Gdyby podjęto decyzję o powołaniu centrum trzeba byłoby je wyposażyć w jeszcze jedno nowoczesne urządzenie.
- Chodzi o symulator śmigłowca, bo w pracy personelu medycznego Lotniczego Pogotowia Ratunkowego większość czynności ratujących zdrowie lub życie pacjentów wykonuje się na pokładzie helikoptera, w czasie lotu, a zatem w warunkach zupełnie innych niż w karetce czy na szpitalnej sali – dodaje wiceprezydent Kurzyna.

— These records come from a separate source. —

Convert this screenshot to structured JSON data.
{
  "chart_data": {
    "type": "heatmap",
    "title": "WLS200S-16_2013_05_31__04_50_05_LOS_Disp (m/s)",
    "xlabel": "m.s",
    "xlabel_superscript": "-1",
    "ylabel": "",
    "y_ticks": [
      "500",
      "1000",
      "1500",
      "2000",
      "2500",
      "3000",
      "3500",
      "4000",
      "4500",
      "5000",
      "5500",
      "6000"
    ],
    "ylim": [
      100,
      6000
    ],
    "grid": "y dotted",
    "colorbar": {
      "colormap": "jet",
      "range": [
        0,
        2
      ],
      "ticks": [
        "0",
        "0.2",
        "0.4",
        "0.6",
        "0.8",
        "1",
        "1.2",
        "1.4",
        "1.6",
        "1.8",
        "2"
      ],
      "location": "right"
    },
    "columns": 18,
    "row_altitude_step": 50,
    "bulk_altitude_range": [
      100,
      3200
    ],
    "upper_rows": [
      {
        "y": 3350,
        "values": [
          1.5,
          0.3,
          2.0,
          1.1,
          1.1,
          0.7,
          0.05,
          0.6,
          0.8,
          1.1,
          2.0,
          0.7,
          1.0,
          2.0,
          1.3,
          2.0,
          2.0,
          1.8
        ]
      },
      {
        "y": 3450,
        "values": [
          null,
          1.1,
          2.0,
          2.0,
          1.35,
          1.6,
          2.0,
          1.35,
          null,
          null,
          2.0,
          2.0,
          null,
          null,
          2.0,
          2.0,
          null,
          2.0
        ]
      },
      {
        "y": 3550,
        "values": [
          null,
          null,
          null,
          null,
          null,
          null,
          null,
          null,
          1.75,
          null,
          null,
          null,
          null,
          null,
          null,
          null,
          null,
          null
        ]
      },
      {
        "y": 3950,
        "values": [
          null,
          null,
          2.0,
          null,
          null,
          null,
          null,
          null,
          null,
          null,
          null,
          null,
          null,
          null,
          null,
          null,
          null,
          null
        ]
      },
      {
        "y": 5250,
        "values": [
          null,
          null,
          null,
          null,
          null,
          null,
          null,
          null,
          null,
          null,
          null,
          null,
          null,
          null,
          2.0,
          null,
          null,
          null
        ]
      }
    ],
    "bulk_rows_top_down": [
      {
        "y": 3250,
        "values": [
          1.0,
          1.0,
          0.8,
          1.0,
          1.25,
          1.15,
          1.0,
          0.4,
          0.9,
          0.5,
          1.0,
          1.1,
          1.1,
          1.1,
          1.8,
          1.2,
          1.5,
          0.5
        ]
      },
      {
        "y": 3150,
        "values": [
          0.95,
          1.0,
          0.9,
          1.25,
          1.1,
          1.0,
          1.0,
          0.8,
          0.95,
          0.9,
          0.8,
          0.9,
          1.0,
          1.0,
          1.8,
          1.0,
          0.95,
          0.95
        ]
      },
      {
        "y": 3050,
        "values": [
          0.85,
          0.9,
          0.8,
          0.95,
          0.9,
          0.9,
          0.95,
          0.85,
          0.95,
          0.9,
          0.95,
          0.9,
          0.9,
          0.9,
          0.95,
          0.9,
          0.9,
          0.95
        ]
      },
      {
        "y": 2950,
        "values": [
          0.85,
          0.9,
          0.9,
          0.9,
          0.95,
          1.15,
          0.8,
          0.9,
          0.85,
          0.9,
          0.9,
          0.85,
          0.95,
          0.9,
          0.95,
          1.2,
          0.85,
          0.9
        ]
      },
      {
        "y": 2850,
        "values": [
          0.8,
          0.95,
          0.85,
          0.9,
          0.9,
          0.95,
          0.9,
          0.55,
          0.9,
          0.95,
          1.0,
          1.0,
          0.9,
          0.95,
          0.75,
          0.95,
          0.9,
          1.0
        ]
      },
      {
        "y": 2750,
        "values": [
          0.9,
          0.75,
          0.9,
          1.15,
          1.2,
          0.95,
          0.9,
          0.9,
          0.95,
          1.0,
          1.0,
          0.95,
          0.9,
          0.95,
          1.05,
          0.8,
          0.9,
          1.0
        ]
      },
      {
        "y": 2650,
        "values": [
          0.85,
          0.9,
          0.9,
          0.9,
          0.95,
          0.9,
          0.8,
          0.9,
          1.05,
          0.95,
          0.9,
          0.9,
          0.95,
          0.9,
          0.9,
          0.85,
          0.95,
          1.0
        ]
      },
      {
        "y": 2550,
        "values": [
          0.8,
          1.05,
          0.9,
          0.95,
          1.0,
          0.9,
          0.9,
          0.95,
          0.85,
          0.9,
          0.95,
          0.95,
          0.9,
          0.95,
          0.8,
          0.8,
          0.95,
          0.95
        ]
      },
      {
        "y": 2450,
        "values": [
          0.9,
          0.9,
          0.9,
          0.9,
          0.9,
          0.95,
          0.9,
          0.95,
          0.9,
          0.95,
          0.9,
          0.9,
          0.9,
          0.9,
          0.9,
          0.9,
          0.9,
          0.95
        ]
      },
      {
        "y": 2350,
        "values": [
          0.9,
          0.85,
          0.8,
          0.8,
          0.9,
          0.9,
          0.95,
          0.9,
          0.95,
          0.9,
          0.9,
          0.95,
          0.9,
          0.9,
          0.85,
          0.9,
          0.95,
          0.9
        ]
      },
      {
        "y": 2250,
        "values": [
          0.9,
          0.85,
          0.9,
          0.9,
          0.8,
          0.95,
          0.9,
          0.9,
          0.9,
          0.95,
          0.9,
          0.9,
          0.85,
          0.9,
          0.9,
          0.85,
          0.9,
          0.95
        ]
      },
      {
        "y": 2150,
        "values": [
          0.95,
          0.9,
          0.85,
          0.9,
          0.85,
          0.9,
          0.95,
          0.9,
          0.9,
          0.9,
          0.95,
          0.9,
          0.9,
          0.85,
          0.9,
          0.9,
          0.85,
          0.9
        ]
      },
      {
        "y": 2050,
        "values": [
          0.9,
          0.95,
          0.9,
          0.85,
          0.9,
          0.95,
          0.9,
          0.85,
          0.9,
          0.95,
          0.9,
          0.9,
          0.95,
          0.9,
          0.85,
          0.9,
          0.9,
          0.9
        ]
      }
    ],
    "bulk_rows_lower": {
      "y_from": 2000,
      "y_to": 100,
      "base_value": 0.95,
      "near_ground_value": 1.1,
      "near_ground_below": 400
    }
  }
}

Na powołaniu takiego centrum skorzystałoby nie tylko suwalskie LPR, ale też suwalska PWSZ kształcąca ratowników medycznych, dla których byłaby to szansa na poznanie i praktyczne ćwiczenia na najnowocześniejszym sprzęcie, w warunkach, w jakich przyjdzie im pracować po ukończeniu studiów.
Na razie suwalskie centrum ratownictwa medycznego to tylko plany, ale z widokami na ich rychłą realizację.